Il faisait incroyablement beau et F. elle-même a fait la réflexion que ça sentait les vacances ; le ciel bleu, la végétation luxuriante, le fait même de rouler en voiture... Je n'avais jamais roulé dans ces communes qui bordent la grande ville, et cela me mettait dans un état mental assez étrange ; c'était comme me retrouver « pour de vrai » dans ces rêves où je marche ou bien roule seul dans la ville, mais dans une version étrangère, parallèle, inconnue.

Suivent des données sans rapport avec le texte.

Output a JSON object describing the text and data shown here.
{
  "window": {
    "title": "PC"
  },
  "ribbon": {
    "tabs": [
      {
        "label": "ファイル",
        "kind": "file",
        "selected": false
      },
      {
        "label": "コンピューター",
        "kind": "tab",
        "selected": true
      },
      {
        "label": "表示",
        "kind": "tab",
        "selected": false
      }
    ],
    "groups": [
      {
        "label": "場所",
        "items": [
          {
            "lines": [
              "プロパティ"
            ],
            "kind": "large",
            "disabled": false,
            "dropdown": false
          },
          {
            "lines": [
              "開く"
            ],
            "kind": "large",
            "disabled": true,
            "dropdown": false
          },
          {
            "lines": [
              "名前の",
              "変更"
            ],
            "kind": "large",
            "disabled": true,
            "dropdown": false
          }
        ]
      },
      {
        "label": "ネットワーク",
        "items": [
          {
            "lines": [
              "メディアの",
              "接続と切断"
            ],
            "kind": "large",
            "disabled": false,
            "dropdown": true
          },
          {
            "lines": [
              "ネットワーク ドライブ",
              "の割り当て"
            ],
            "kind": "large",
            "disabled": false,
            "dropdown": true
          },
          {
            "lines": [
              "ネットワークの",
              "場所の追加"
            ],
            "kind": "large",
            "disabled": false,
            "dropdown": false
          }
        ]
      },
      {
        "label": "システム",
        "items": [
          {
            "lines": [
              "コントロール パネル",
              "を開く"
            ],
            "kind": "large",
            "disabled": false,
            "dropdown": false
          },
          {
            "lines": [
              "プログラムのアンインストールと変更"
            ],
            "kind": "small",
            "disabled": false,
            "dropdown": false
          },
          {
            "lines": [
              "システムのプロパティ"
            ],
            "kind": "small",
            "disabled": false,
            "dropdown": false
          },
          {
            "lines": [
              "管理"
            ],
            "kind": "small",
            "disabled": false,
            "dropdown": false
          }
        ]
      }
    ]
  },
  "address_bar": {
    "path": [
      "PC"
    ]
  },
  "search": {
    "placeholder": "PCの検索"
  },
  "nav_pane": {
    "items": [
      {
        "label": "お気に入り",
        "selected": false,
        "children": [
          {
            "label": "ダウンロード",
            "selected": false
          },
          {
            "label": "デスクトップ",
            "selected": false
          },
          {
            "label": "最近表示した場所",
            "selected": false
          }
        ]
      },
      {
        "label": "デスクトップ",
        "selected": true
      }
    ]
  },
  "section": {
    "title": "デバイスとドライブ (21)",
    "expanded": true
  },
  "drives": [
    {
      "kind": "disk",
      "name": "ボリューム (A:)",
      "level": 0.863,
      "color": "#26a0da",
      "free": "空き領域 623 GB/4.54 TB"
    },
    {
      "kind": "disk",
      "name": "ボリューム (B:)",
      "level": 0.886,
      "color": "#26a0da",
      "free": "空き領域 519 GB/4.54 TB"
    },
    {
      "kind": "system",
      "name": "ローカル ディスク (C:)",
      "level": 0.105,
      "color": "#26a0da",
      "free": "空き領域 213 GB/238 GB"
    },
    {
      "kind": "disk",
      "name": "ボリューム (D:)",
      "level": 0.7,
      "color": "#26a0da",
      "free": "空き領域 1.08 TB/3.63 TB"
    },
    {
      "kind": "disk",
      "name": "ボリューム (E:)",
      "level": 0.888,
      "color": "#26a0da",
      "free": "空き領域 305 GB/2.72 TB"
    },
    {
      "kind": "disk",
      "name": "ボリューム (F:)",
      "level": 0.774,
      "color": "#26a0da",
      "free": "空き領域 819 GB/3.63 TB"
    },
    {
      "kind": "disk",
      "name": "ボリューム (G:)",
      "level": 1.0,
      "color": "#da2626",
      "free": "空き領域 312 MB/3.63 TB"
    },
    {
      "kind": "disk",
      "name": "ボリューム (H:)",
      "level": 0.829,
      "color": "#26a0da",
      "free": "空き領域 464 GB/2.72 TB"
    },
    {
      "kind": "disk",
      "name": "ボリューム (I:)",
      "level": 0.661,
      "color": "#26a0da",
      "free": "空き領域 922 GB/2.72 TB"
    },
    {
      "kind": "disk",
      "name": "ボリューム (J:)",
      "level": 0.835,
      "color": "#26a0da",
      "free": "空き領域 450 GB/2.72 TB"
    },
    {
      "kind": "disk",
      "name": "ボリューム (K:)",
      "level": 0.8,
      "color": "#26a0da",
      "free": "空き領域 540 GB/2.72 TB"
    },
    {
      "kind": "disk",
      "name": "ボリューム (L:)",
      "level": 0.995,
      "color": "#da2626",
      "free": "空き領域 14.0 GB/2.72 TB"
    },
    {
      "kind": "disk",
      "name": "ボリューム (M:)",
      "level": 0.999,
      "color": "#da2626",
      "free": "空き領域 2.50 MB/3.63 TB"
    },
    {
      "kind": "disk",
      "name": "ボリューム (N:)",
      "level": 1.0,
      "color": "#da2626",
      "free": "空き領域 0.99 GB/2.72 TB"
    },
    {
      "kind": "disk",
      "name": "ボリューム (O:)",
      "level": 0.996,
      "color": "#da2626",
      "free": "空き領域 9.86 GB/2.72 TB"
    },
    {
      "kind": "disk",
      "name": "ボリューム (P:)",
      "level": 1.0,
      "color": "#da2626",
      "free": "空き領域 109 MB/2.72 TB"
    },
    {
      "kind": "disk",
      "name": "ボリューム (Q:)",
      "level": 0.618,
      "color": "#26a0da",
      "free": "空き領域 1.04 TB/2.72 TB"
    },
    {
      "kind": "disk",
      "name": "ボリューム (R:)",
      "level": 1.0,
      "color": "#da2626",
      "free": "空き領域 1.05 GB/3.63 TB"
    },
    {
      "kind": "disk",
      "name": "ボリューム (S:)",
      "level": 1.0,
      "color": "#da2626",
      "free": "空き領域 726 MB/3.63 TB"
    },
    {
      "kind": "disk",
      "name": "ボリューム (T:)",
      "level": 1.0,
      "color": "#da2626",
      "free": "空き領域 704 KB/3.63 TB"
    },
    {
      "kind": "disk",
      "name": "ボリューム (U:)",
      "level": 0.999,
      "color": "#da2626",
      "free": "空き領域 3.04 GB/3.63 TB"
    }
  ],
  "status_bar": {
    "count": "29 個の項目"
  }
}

C'était aussi comme revenir dans certains souvenirs, ou revoir une photo ancienne, oubliée, de ma jeunesse, mais en élargissant son cadre aux paysages environnants, et en ayant une chance d'y entrer, de les explorer. Un voyage dans le temps, l'espace, la mémoire.

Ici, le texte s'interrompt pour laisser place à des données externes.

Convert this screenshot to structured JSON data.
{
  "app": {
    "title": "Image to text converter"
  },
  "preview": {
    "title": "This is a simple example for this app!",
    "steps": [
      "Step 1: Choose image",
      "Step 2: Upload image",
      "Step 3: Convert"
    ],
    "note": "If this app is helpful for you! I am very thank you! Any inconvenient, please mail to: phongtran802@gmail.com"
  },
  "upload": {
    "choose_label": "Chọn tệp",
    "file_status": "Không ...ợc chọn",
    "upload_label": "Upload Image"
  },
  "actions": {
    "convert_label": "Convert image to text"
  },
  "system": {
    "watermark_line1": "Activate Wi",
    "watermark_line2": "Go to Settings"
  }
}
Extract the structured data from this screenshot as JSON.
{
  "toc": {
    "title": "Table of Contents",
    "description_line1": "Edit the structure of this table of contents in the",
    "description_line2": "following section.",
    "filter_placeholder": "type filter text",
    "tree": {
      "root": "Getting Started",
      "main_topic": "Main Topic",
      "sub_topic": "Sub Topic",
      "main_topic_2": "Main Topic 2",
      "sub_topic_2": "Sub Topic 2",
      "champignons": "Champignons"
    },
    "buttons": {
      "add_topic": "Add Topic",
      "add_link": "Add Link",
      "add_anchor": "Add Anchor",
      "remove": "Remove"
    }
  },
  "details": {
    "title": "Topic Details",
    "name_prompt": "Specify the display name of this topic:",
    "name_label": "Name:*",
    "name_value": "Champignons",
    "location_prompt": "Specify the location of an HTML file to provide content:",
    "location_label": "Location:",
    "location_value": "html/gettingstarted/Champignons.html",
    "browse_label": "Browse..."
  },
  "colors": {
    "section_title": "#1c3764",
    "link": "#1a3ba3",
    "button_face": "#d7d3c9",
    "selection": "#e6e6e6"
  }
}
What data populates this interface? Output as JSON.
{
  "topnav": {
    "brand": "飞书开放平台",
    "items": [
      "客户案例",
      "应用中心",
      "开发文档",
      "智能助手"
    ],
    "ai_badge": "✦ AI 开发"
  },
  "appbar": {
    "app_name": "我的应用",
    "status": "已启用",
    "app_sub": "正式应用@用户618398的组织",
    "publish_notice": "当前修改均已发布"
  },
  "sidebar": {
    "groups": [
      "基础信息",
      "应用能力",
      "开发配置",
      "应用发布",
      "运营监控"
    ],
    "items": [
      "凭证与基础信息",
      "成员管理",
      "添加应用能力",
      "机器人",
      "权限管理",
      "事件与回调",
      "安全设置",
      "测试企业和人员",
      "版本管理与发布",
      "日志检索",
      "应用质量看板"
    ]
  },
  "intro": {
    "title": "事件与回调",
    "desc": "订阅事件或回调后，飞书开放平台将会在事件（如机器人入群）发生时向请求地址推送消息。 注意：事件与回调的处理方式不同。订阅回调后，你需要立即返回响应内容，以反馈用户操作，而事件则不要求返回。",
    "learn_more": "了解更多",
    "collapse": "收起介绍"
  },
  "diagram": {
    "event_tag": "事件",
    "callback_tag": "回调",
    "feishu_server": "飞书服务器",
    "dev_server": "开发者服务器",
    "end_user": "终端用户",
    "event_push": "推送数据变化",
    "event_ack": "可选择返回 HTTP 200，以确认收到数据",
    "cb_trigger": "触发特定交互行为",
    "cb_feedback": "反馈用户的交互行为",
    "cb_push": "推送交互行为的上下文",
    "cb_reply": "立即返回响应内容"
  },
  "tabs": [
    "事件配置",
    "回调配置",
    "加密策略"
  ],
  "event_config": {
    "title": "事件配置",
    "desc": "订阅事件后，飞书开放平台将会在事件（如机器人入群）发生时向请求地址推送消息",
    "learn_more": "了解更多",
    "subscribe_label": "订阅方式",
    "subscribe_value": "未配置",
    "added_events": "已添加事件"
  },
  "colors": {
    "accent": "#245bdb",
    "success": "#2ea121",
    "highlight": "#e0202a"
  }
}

Ces villages font partie de ces zones étranges comme il y en a beaucoup autour de la ville, ou plus exactement des non-zones, des non-lieux, juxtapositions incohérentes, comme dans les rêves, de fermes ancestrales bordées par un magasin ACTION ou une pizzéria, et où l'on passe en quelques dizaines de mètres de jardins ouvriers à des tours d'habitation, des maisons Phoenix, des entrepôts, des terrains en friches. On est ni en ville, ni à la campagne, ni dans une zone commerciale ou industrielle. On est précisément, exactement nulle part.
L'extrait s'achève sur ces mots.